Le projet de loi qui sera très probablement validé par l’Assemblée nationale suscite une vive réprobation des partis politiques de l’opposition, des organisations de la société civile ainsi que certains militants du Rassemblement démocratique du peuple camerounais qui attendaient une revision de fond du Code électoral.
La majorité des parties prenantes au processus électoral proposent, depuis de nombreuses années une réforme d’Elections Cameroon (Elecam), dans l’optique de lui conférer une plus grande indépendance vis-à-vis du pouvoir exécutif, afin de garantir la fiabilité et la transparence des élections au Cameroun.

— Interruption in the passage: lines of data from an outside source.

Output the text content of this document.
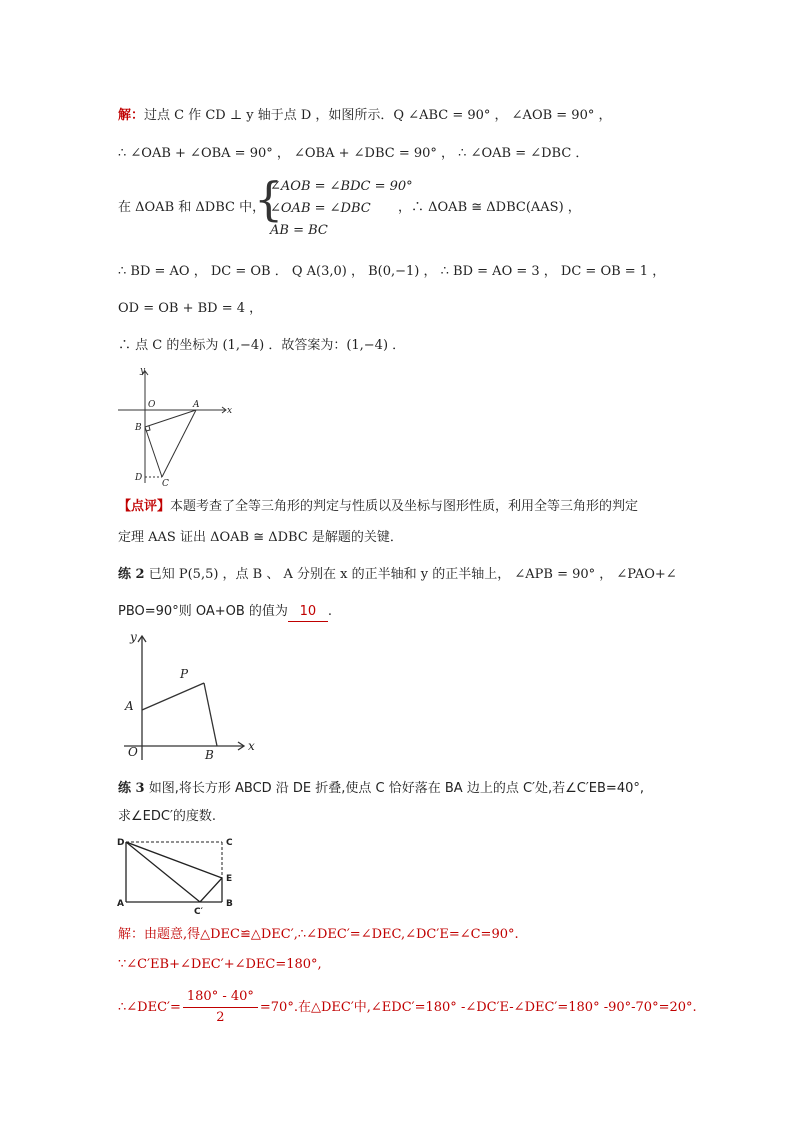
解：过点 C 作 CD ⊥ y 轴于点 D ，如图所示．Q ∠ABC = 90° ， ∠AOB = 90° ，
∴ ∠OAB + ∠OBA = 90° ， ∠OBA + ∠DBC = 90° ， ∴ ∠OAB = ∠DBC ．
在 ΔOAB 和 ΔDBC 中，
{
∠AOB = ∠BDC = 90°
∠OAB = ∠DBC
AB = BC
，∴ ΔOAB ≅ ΔDBC(AAS) ，
∴ BD = AO ， DC = OB ． Q A(3,0) ， B(0,−1) ， ∴ BD = AO = 3 ， DC = OB = 1 ，
OD = OB + BD = 4 ，
∴ 点 C 的坐标为 (1,−4) ．故答案为：(1,−4) ．
y
x
O	A
B
D
C
【点评】本题考查了全等三角形的判定与性质以及坐标与图形性质，利用全等三角形的判定
定理 AAS 证出 ΔOAB ≅ ΔDBC 是解题的关键．
练 2 已知 P(5,5) ，点 B 、 A 分别在 x 的正半轴和 y 的正半轴上， ∠APB = 90° ， ∠PAO+∠
PBO=90°则 OA+OB 的值为 10 .
y
x
O
A
P
B
练 3 如图,将长方形 ABCD 沿 DE 折叠,使点 C 恰好落在 BA 边上的点 C′处,若∠C′EB=40°,
求∠EDC′的度数.
D	C
E
A
C′
B
解：由题意,得△DEC≌△DEC′,∴∠DEC′=∠DEC,∠DC′E=∠C=90°.
∵∠C′EB+∠DEC′+∠DEC=180°,
∴∠DEC′= $\frac{180^\circ - 40^\circ}{2} =70^\circ$.在△DEC′中,∠EDC′=180° -∠DC′E-∠DEC′=180° -90°-70°=20°.
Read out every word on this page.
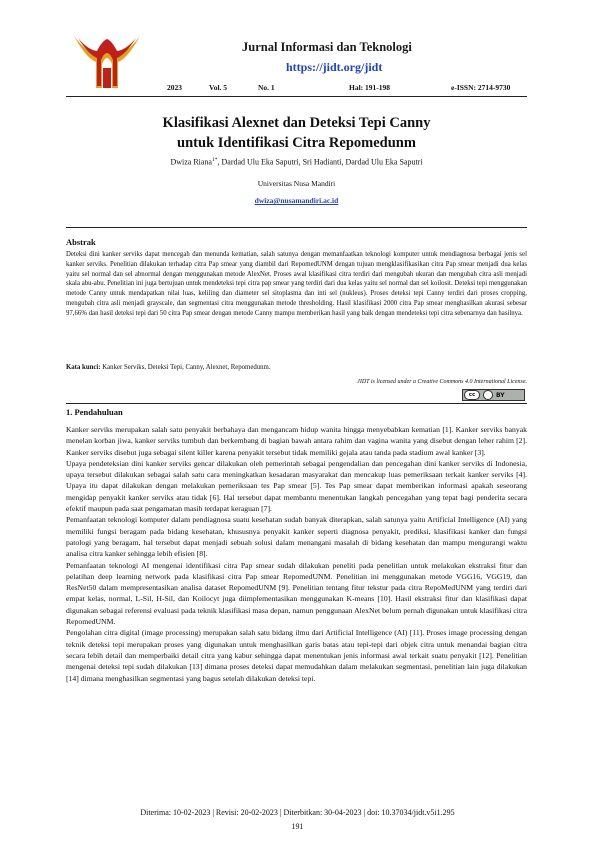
Jurnal Informasi dan Teknologi
https://jidt.org/jidt
2023	Vol. 5	No. 1	Hal: 191-198	e-ISSN: 2714-9730
Klasifikasi Alexnet dan Deteksi Tepi Canny
untuk Identifikasi Citra Repomedunm
Dwiza Riana$^{1*}$, Dardad Ulu Eka Saputri, Sri Hadianti, Dardad Ulu Eka Saputri
Universitas Nusa Mandiri
dwiza@nusamandiri.ac.id
Abstrak
Deteksi dini kanker serviks dapat mencegah dan menunda kematian, salah satunya dengan memanfaatkan teknologi komputer untuk mendiagnosa berbagai jenis sel kanker serviks. Penelitian dilakukan terhadap citra Pap smear yang diambil dari RepomedUNM dengan tujuan mengklasifikasikan citra Pap smear menjadi dua kelas yaitu sel normal dan sel abnormal dengan menggunakan metode AlexNet. Proses awal klasifikasi citra terdiri dari mengubah ukuran dan mengubah citra asli menjadi skala abu-abu. Penelitian ini juga bertujuan untuk mendeteksi tepi citra pap smear yang terdiri dari dua kelas yaitu sel normal dan sel koilosit. Deteksi tepi menggunakan metode Canny untuk mendapatkan nilai luas, keliling dan diameter sel sitoplasma dan inti sel (nukleus). Proses deteksi tepi Canny terdiri dari proses cropping, mengubah citra asli menjadi grayscale, dan segmentasi citra menggunakan metode thresholding. Hasil klasifikasi 2000 citra Pap smear menghasilkan akurasi sebesar 97,66% dan hasil deteksi tepi dari 50 citra Pap smear dengan metode Canny mampu memberikan hasil yang baik dengan mendeteksi tepi citra sebenarnya dan hasilnya.
Kata kunci: Kanker Serviks, Deteksi Tepi, Canny, Alexnet, Repomedunm.
JIDT is licensed under a Creative Commons 4.0 International License.
cc	BY
1. Pendahuluan

Kanker serviks merupakan salah satu penyakit berbahaya dan mengancam hidup wanita hingga menyebabkan kematian [1]. Kanker serviks banyak menelan korban jiwa, kanker serviks tumbuh dan berkembang di bagian bawah antara rahim dan vagina wanita yang disebut dengan leher rahim [2]. Kanker serviks disebut juga sebagai silent killer karena penyakit tersebut tidak memiliki gejala atau tanda pada stadium awal kanker [3].

Upaya pendeteksian dini kanker serviks gencar dilakukan oleh pemerintah sebagai pengendalian dan pencegahan dini kanker serviks di Indonesia, upaya tersebut dilakukan sebagai salah satu cara meningkatkan kesadaran masyarakat dan mencakup luas pemeriksaan terkait kanker serviks [4]. Upaya itu dapat dilakukan dengan melakukan pemeriksaan tes Pap smear [5]. Tes Pap smear dapat memberikan informasi apakah seseorang mengidap penyakit kanker serviks atau tidak [6]. Hal tersebut dapat membantu menentukan langkah pencegahan yang tepat bagi penderita secara efektif maupun pada saat pengamatan masih terdapat keraguan [7].

Pemanfaatan teknologi komputer dalam pendiagnosa suatu kesehatan sudah banyak diterapkan, salah satunya yaitu Artificial Intelligence (AI) yang memiliki fungsi beragam pada bidang kesehatan, khususnya penyakit kanker seperti diagnosa penyakit, prediksi, klasifikasi kanker dan fungsi patologi yang beragam, hal tersebut dapat menjadi sebuah solusi dalam menangani masalah di bidang kesehatan dan mampu mengurangi waktu analisa citra kanker sehingga lebih efisien [8].

Pemanfaatan teknologi AI mengenai identifikasi citra Pap smear sudah dilakukan peneliti pada penelitian untuk melakukan ekstraksi fitur dan pelatihan deep learning network pada klasifikasi citra Pap smear RepomedUNM. Penelitian ini menggunakan metode VGG16, VGG19, dan ResNet50 dalam mempresentasikan analisa dataset RepomedUNM [9]. Penelitian tentang fitur tekstur pada citra RepoMedUNM yang terdiri dari empat kelas, normal, L-Sil, H-Sil, dan Koilocyt juga diimplementasikan menggunakan K-means [10]. Hasil ekstraksi fitur dan klasifikasi dapat digunakan sebagai referensi evaluasi pada teknik klasifikasi masa depan, namun penggunaan AlexNet belum pernah digunakan untuk klasifikasi citra RepomedUNM.

Pengolahan citra digital (image processing) merupakan salah satu bidang ilmu dari Artificial Intelligence (AI) [11]. Proses image processing dengan teknik deteksi tepi merupakan proses yang digunakan untuk menghasilkan garis batas atau tepi-tepi dari objek citra untuk menandai bagian citra secara lebih detail dan memperbaiki detail citra yang kabur sehingga dapat menentukan jenis informasi awal terkait suatu penyakit [12]. Penelitian mengenai deteksi tepi sudah dilakukan [13] dimana proses deteksi dapat memudahkan dalam melakukan segmentasi, penelitian lain juga dilakukan [14] dimana menghasilkan segmentasi yang bagus setelah dilakukan deteksi tepi.

Diterima: 10-02-2023 | Revisi: 20-02-2023 | Diterbitkan: 30-04-2023 | doi: 10.37034/jidt.v5i1.295
191
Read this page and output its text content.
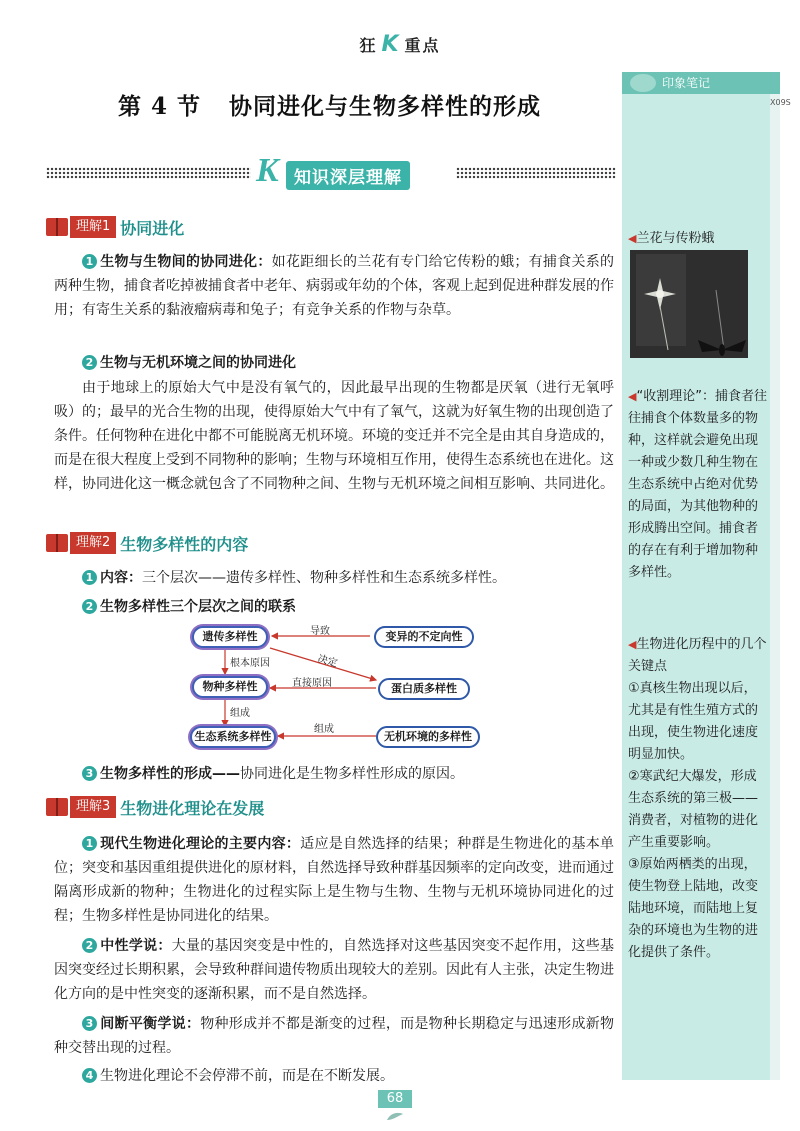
狂 K 重点
第 4 节 协同进化与生物多样性的形成
K 知识深层理解
理解1 协同进化
1 生物与生物间的协同进化：如花距细长的兰花有专门给它传粉的蛾；有捕食关系的两种生物，捕食者吃掉被捕食者中老年、病弱或年幼的个体，客观上起到促进种群发展的作用；有寄生关系的黏液瘤病毒和兔子；有竞争关系的作物与杂草。
2 生物与无机环境之间的协同进化
由于地球上的原始大气中是没有氧气的，因此最早出现的生物都是厌氧（进行无氧呼吸）的；最早的光合生物的出现，使得原始大气中有了氧气，这就为好氧生物的出现创造了条件。任何物种在进化中都不可能脱离无机环境。环境的变迁并不完全是由其自身造成的，而是在很大程度上受到不同物种的影响；生物与环境相互作用，使得生态系统也在进化。这样，协同进化这一概念就包含了不同物种之间、生物与无机环境之间相互影响、共同进化。
理解2 生物多样性的内容
1 内容：三个层次——遗传多样性、物种多样性和生态系统多样性。
2 生物多样性三个层次之间的联系
遗传多样性	变异的不定向性
物种多样性	蛋白质多样性
生态系统多样性	无机环境的多样性
导致
根本原因	决定
直接原因
组成
组成
3 生物多样性的形成——协同进化是生物多样性形成的原因。
理解3 生物进化理论在发展
1 现代生物进化理论的主要内容：适应是自然选择的结果；种群是生物进化的基本单位；突变和基因重组提供进化的原材料，自然选择导致种群基因频率的定向改变，进而通过隔离形成新的物种；生物进化的过程实际上是生物与生物、生物与无机环境协同进化的过程；生物多样性是协同进化的结果。
2 中性学说：大量的基因突变是中性的，自然选择对这些基因突变不起作用，这些基因突变经过长期积累，会导致种群间遗传物质出现较大的差别。因此有人主张，决定生物进化方向的是中性突变的逐渐积累，而不是自然选择。
3 间断平衡学说：物种形成并不都是渐变的过程，而是物种长期稳定与迅速形成新物种交替出现的过程。
4 生物进化理论不会停滞不前，而是在不断发展。
印象笔记
X09S
◀兰花与传粉蛾
◀“收割理论”：捕食者往往捕食个体数量多的物种，这样就会避免出现一种或少数几种生物在生态系统中占绝对优势的局面，为其他物种的形成腾出空间。捕食者的存在有利于增加物种多样性。
◀生物进化历程中的几个关键点
①真核生物出现以后，尤其是有性生殖方式的出现，使生物进化速度明显加快。
②寒武纪大爆发，形成生态系统的第三极——消费者，对植物的进化产生重要影响。
③原始两栖类的出现，使生物登上陆地，改变陆地环境，而陆地上复杂的环境也为生物的进化提供了条件。
68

Dans la même perspective, les revendications des partis politiques de l’opposition portent depuis plusieurs années sur l’instauration d’un bulletin de vote unique ainsi que l’abaissement de l’âge de vote à 18 ans.
Une préoccupation guidée par le souci d’accommoder l’âge électoral à celui de la majorité légale. Mais aussi dans l’optique d’impliquer la majorité des jeunes dans le processus électoral. Des attentes ignorées par le chef de l’État camerounais qui semble oeuvrer pour le contrôle et de l’accaparement du calendrier électoral au bénéfice de sa formation politique, le Rassemblement démocratique du peuple camerounais.